Trento, 3 agosto 2005
BOATO: «TIBET: LA STRADA PER L’AUTONOMIA E’ LUNGA MA POSSIBILE»
Intervista a Marco Boato
del Corriere del Trentino di mercoledì 3 agosto 2006
Dal 30 giugno al 7 luglio ha guidato la delegazione parlamentare italiana in una serie di incontri con le principali istituzioni della Cina. «L’unico momento di tensione si è registrato di fronte all’assemblea popolare quando le autorità politiche cinesi hanno accusato il Dalai Lama di predicare la secessione del Tibet diffidando il parlamento italiano dal promuovere iniziative a suo favore. Ho ribattuto che non cerca la separazione ma l’autonomia» ricorda il deputato dei Verdi Marco Boato che precisa: «Il Tibet è il grande nervo scoperto della Cina e rappresenta un problema politico di gran lunga superiore a quello di Taiwan. La strada per arrivare all’autonomia è lunga ma non impossibile: non dimentichiamoci che l’Austria diede la quietanza liberatoria per la questione sud-tirolese solo nel 1992. Sono processi lenti ma qualcosa sta cambiando».
Onorevole Boato, si aspettava una folla così ampia per il Dalai Lama?
«In pochi si sono resi conto che effettivamente a Trento ha avuto luogo un evento straordinario.
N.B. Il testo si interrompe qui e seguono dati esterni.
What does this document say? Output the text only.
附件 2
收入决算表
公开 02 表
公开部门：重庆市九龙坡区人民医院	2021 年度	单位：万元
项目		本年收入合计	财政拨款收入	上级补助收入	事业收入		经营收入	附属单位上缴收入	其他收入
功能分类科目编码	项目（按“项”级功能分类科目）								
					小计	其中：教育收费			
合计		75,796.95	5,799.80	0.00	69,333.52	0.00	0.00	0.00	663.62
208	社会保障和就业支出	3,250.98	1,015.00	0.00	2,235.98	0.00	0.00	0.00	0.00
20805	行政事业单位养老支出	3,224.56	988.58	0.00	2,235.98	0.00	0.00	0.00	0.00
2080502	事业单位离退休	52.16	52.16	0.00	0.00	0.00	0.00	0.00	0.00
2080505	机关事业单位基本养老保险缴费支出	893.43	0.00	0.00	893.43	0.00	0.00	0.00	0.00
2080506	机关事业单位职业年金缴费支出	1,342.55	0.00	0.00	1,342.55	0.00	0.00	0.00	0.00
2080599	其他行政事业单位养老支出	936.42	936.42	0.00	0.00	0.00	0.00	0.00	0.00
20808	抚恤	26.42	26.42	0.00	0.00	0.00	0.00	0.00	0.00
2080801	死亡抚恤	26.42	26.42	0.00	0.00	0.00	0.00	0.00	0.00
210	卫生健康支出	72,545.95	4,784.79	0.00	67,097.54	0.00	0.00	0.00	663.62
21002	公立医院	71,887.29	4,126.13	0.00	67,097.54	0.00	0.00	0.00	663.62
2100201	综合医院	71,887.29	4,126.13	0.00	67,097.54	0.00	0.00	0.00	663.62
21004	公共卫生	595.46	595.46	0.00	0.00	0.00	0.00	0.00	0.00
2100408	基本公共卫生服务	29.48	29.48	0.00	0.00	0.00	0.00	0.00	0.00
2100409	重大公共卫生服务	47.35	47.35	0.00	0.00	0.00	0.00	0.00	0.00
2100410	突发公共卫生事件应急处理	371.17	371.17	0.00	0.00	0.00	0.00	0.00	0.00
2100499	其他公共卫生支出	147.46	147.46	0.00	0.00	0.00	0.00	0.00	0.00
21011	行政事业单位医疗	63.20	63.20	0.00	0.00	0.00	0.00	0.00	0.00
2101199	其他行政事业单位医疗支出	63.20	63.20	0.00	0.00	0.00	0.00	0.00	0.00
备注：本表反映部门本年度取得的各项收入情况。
Duemila persone che accorrono per il Dalai Lama il primo di agosto in un pomeriggio afoso non ha precedenti. In platea era seduto accanto a me il nuovo questore che era preoccupatissimo».
Quali sono i motivi di questo interesse?
«C’è un doppio appeal: religioso e politico-istituzionale. In primo piano c’è sicuramente una grande solidarietà verso il popolo tibetano che usa metodi gandhiani. E poi l’ammirazione per una religione che, in un’epoca di fondamentalismi imperanti, predica il dialogo in interreligioso, la pace e la non violenza. Dall’altra parte abbiamo il fondamentalismo islamico e quello cristiano professato da Oriana Fallaci. Aizzano entrambi allo scontro fra civiltà. Il buddhismo sceglie una strada diversa».
Per lei cosa rappresenta il Dalai Lama?
«Sono cristiano e lo era anche il 99% dei presenti al S. Chiara ma trovo che il buddhismo sia una delle espressioni religiose più moderate ed equilibrate. Lo stesso Dalai Lama rifiuta l’esaltazione di se stesso, quando qualcuno prova a porre al centro la sua figura, lui richiama immediatamente i principi che professa. L’unico limite che intravedo è il doppio ruolo politico e spirituale che trovo positivo in questa fase perché i tibetani hanno bisogno di una guida ma se otterranno l’indipendenza spero non venga perpetuata la teocrazia».
Aver abbassato il tiro chiedendo «solo» l’autonomia è stato giusto?
«Sì anche se esiste una frangia estremista di tibetani che contesta il Dalai Lama per aver ceduto ai cinesi».